On Friday I returned to working on the mini-timelines, this time figuring out how to incorporate them into the test version of the Thesarus’s category page, for both main and subcats (which are handled differently in the code).  It took quite some time to figure out how the load the required data into the page so that the library could access it, but I figured it out (data is added to a hidden element in each word’s section and my JavaScript file can then access this as required).

I positioned the timelines to the right of each word’s section, next to the magnifying glass.  There’s a tooltip that displays the fulldate field on hover.  I figured out how to position the ‘line’ at the bottom of the timeline, rather in the middle, and I’ve disabled highlighting of sections on mouse over and have made the background look transparent.  It’s not, actually.  I tried this but the ‘white’ blocks actually cover up unwanted sections of the other colour so setting things to transparent messed up the timeline.  Instead the code works out if the row is odd or even and grabs the row colour based on this.  I had to remove the shades of grey from the subcat backgrounds to make this work.  But actually I think the page looks better without the subcats being in grey.  So, here is an example of the mini timelines in the category test page:

I think it’s looking pretty good.  The only downside is these mini-timelines sort of make my original full timeline a little obsolete.

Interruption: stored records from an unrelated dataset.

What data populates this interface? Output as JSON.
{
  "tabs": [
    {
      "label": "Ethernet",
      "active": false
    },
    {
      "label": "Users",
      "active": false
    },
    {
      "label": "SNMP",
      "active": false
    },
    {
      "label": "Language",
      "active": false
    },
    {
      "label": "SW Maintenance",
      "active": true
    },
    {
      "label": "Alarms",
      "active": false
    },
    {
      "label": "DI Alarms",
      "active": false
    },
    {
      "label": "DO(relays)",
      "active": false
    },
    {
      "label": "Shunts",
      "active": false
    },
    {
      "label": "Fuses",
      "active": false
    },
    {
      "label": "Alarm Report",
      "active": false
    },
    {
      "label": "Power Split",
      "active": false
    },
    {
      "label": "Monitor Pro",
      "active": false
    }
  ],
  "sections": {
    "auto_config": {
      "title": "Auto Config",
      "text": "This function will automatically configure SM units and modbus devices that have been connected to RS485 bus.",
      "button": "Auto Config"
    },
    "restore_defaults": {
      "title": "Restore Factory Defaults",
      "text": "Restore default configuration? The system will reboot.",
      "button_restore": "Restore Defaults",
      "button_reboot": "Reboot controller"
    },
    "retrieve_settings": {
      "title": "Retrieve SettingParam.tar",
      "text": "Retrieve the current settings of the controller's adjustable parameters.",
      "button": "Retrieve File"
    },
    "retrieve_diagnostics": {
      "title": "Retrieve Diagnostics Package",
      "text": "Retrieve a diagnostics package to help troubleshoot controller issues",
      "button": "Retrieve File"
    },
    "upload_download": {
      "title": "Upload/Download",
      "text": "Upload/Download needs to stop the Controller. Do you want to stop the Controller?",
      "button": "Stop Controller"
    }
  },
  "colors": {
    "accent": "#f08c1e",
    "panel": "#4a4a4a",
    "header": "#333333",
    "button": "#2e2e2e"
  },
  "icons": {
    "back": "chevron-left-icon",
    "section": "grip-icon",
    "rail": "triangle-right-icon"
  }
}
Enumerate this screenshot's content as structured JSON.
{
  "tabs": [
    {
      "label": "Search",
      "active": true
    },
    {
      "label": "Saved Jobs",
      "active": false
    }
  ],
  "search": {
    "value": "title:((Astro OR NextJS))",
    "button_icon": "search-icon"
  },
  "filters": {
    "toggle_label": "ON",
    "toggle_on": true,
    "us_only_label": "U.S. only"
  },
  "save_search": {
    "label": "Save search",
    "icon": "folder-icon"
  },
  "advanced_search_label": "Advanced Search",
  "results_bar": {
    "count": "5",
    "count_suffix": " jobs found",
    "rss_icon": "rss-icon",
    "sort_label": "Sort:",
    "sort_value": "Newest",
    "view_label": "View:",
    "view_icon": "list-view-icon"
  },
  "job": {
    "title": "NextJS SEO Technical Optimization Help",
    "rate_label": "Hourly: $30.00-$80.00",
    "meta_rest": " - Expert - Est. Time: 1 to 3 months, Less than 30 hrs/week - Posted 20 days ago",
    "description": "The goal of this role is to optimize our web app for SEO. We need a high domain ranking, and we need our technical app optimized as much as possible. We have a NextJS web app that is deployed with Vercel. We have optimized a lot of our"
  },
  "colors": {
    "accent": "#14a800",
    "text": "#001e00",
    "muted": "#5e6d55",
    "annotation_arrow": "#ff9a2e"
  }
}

I worked on a few other projects this week as well.  I sorted out access to the ‘Editing Burns’ website for a new administrator who has started, and I investigated some strange errors with the ‘Seeing Speech’ website whereby the video files were being blocked.  It turned out to be down to a new security patch that had been installed on the server and after Chris updated this things started working again.

I also met with Megan Coyer to discuss her ‘Hogg in Fraser’s Magazine’ project.  She had received XML files containing OCR text and metadata for all of the Fraser’s Magazine issues and wanted me to process the files to convert them to a format that she and her RA could more easily use.  Basically she wanted the full OCR text, plus the Record ID, title, volume, issue, publication date and contributor information to be added to one Word file.

There were 17,072 XML files and initially I wrote a script that grabbed the required data and generated a single HTML file, that I was then going to convert into DOCX format.  However, the resulting file was over 600Mb in size, which was too big to work with.  I decided therefore to generate individual documents for each volume in the data.  This results in 81 files (including one for all of the XML files that don’t seem to include a volume).  The files are a more manageable size, but are still thousands of pages long in Word. This seemed to suit Megan’s needs and I moved the Word files to her shared folder for her to work with.